Back-story and character relationships are another key to a strong story, and this installment goes further than anything else yet in the series. Not only is a childhood memory revealed (it's always childhood memories, isn't it?), but also, words are exchanged and gestures made between Chocolat and Pierre that will surely have long-lasting effects. It's a failproof plot device: if you want to get two characters romantically involved, just put them together in a perilous situation and watch things develop. In fact, shoving Vanilla and the rest of the supporting cast out of the way may have been the best thing to happen, as it shifts the focus onto the real heroine and tightens the story into something genuinely exciting.
For all the talk about story developments, though, Anno's art is the real magic bullet in this series. Every page is like taking a class in modern design, exploding with shapes, patterns and images that make it unlike anything else in shoujo manga. Every fantasy convention is turned on its head and pushed to the limits of the fanciful: a barren desert gets rain in the form of cocoa sprinkles; trees in the Cuillère Forest have leaves that are literally spoon-shaped. Even the character designs and outfits show a fashion sense that's at once traditional but also original (see: the ensemble given to Chocolat by the desert witch). The busy layouts of previous volumes haven't gone away, but they seem to make more sense now: the action-oriented plot is more suited to the "draw as many lines as possible" mentality, and there are enough full-page spreads to give the eye time to relax. As Chocolat makes her way through these enchanted landscapes, expect to see plenty of scenes that will induce a breathless "wow" with their elaborate beauty.
The cultural glossary in the back is a signifying trait of every Del Rey manga, but this may be the only one that uses it to explain French words rather than Japanese. The vocabulary of spells and other Magical World entities is explained thoroughly here, showing enough care and research to get the "other" foreign language right. The rest of the dialogue isn't quite so flowery, but it gets the job done, despite becoming confusingly abstract in some places (people will start talking about their feelings... and trail off... and the rest of the sentence... shows up on the next page). No matter what happens in the text, though, at least the print quality does justice to the breathtaking art.
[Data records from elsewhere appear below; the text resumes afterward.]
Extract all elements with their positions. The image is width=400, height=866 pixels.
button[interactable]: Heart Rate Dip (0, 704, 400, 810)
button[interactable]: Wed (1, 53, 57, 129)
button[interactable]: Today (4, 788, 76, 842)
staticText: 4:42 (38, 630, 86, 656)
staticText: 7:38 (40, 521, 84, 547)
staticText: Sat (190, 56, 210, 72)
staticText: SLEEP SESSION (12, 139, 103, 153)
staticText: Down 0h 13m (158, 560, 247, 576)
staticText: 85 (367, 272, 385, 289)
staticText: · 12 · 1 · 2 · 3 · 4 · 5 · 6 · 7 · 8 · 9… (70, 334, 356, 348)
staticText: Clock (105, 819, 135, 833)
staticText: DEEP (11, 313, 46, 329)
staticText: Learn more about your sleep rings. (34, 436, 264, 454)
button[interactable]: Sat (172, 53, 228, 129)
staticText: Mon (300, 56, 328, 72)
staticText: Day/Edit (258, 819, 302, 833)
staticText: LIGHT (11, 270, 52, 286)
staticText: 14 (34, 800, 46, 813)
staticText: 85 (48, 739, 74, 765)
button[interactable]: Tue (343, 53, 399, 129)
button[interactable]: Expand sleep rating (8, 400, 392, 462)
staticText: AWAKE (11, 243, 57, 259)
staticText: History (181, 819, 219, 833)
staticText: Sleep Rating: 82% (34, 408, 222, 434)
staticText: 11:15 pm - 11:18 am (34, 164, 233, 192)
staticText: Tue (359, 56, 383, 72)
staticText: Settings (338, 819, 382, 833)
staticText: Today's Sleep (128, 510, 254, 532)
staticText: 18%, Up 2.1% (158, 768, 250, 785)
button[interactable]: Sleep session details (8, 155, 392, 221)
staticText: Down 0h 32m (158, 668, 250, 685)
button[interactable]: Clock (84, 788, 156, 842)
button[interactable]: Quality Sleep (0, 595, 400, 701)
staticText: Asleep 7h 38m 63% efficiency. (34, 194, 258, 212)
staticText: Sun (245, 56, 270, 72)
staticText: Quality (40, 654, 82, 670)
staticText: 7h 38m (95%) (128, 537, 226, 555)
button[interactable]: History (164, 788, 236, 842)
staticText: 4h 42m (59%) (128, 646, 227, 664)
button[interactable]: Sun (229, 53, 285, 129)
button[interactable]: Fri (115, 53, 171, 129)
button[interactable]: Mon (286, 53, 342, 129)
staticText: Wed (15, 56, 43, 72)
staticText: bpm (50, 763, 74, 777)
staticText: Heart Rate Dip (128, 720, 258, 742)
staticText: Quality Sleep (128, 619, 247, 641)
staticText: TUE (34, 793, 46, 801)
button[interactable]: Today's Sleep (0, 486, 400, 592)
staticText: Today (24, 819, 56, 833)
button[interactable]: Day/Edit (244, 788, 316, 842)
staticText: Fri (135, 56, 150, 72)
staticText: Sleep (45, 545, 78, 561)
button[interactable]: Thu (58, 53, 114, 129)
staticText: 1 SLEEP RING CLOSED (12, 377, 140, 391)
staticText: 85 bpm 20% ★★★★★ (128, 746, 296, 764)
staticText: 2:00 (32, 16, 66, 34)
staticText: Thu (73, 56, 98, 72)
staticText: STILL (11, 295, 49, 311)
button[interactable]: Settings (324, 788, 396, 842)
At last, after four volumes of wallowing in its own candy-themed cuteness and girly-girl appeal, Sugar Sugar Rune steps up and delivers a knockout story arc—a turning point that fans can proudly point to and say, "It gets better. RIGHT HERE." Moyoco Anno's distinctive visual flair finally has a storyline to match: a story that relies on worlds as fanciful as you can imagine, with a heroine discovering just how tough she is inside. It's one thing to be fending off pubescent boys and competing against a friend-turned-rival, but being trapped in the literal middle of nowhere with a mortal enemy (and potential love interest) at your side is a whole new battle. Even though it clocks in at number five in the series, this book ignites the spark of discovering a fantasy world for the first time, all over again.
Overall : A-
Story : B
Art : A
+ Elaborate, eye-catching art and exciting turns of plot that add new depth to the main characters.